When the troops had sipped the wine and the Cogniac brandy in the stores, the extreme disorders commenced. To restore order was impossible; a whole division could not have done it. Three or four large houses were on fire, two of them were in the market-place, and the town was illuminated by the flames. The soldiers were drunk, and many of them for amusement were firing from the windows into the streets. I was talking to the regimental barber, private Evans, in the square, when a ball passed through his head. This was at one o'clock in the morning. He fell at my feet dead, and his brains lay on the pavement. I then sought shelter, and found Colonel M'Leod with a few officers in a large house, where we remained until daylight. I did not enter any other house in Ciudad Rodrigo; and if I had not seen, I never could have supposed that British soldiers would become so wild and furious. It was quite alarming to meet groups of them in the streets, flushed as they were with drink, and desperate in mischief.
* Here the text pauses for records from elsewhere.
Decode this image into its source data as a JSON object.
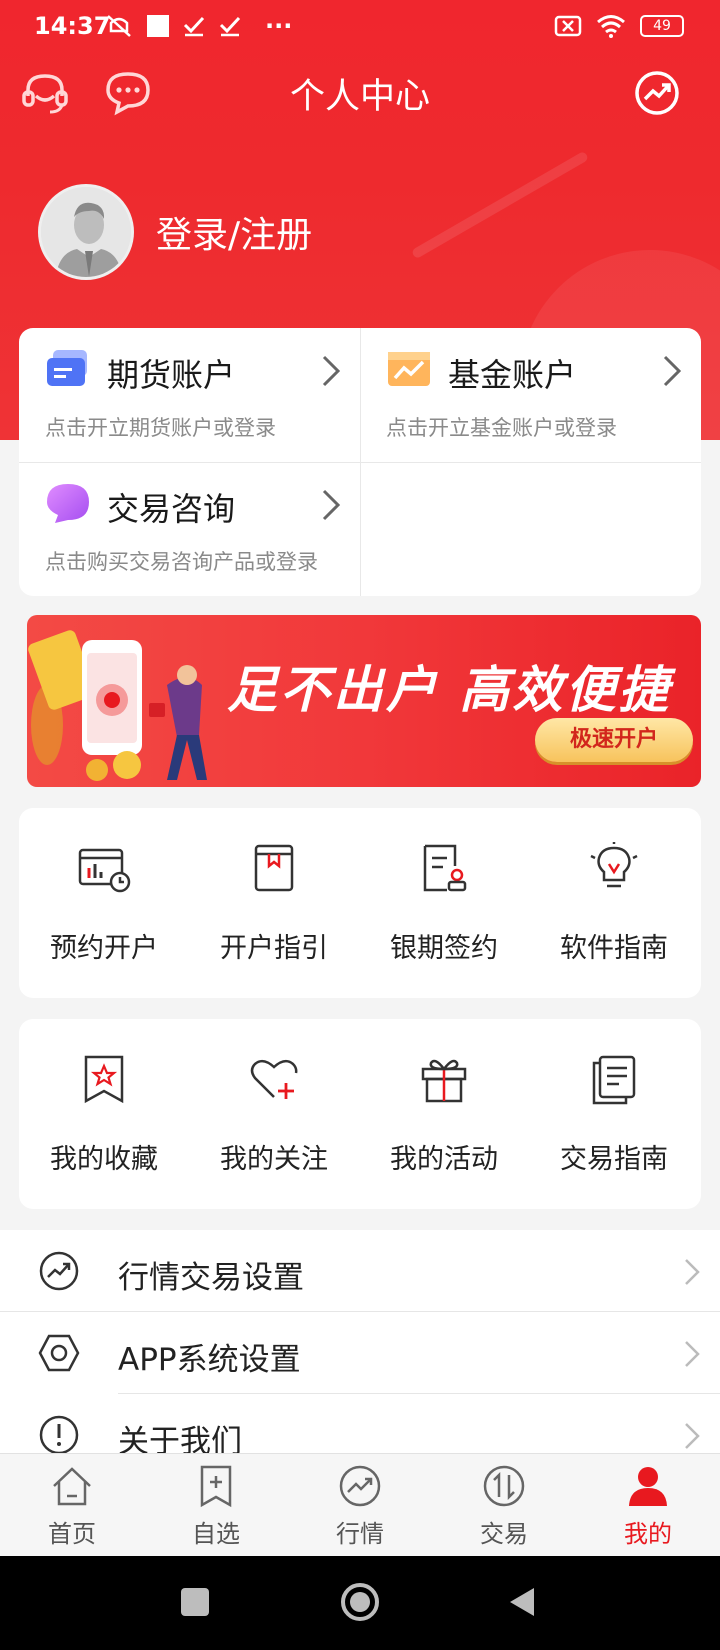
{
  "status_bar": {
    "time": "14:37",
    "dots": "···",
    "battery": "49"
  },
  "header": {
    "title": "个人中心",
    "left_icons": [
      "headset-icon",
      "chat-icon"
    ],
    "right_icon": "market-trend-icon"
  },
  "user": {
    "login_label": "登录/注册"
  },
  "accounts": [
    {
      "name": "期货账户",
      "desc": "点击开立期货账户或登录",
      "icon": "futures-card-icon"
    },
    {
      "name": "基金账户",
      "desc": "点击开立基金账户或登录",
      "icon": "fund-chart-icon"
    },
    {
      "name": "交易咨询",
      "desc": "点击购买交易咨询产品或登录",
      "icon": "consult-bubble-icon"
    }
  ],
  "banner": {
    "slogan": "足不出户  高效便捷",
    "cta": "极速开户"
  },
  "services": [
    {
      "label": "预约开户",
      "icon": "calendar-chart-icon"
    },
    {
      "label": "开户指引",
      "icon": "book-icon"
    },
    {
      "label": "银期签约",
      "icon": "contract-icon"
    },
    {
      "label": "软件指南",
      "icon": "lightbulb-icon"
    }
  ],
  "mine": [
    {
      "label": "我的收藏",
      "icon": "bookmark-star-icon"
    },
    {
      "label": "我的关注",
      "icon": "heart-plus-icon"
    },
    {
      "label": "我的活动",
      "icon": "gift-icon"
    },
    {
      "label": "交易指南",
      "icon": "document-list-icon"
    }
  ],
  "settings": [
    {
      "label": "行情交易设置",
      "icon": "trend-circle-icon"
    },
    {
      "label": "APP系统设置",
      "icon": "hexagon-settings-icon"
    },
    {
      "label": "关于我们",
      "icon": "info-circle-icon"
    }
  ],
  "tabs": [
    {
      "label": "首页",
      "icon": "home-icon",
      "active": false
    },
    {
      "label": "自选",
      "icon": "bookmark-plus-icon",
      "active": false
    },
    {
      "label": "行情",
      "icon": "trend-circle-icon",
      "active": false
    },
    {
      "label": "交易",
      "icon": "exchange-circle-icon",
      "active": false
    },
    {
      "label": "我的",
      "icon": "person-icon",
      "active": true
    }
  ],
  "colors": {
    "brand_red": "#ee2a2e",
    "active_tab": "#e8191f",
    "cta_gold": "#f7c35c"
  }
}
On the morning of the 20th the scene was dreary; the fires just going out; and about the streets were lying the corpses of many men who had met their death hours after the town had been taken. At eleven o'clock, I went to look at the great breach. The ascent was not so steep as that of the small one, but there was a traverse thrown up at each side of it on the rampart; hence there was no way into the town, as the wall was quite perpendicular behind the breach. When the third division had gained the top of the rampart, they were in a manner enclosed and hemmed in, and had no where to go, while the enemy continued to fire upon them from some old ruined houses, only twenty yards distant.
I counted more than sixty-three soldiers of the third division lying dead on the terre-plein of the rampart exactly between the traverses I have already described. I did not see one dead soldier of that division on the French side of those traverses; but I saw some of the light division.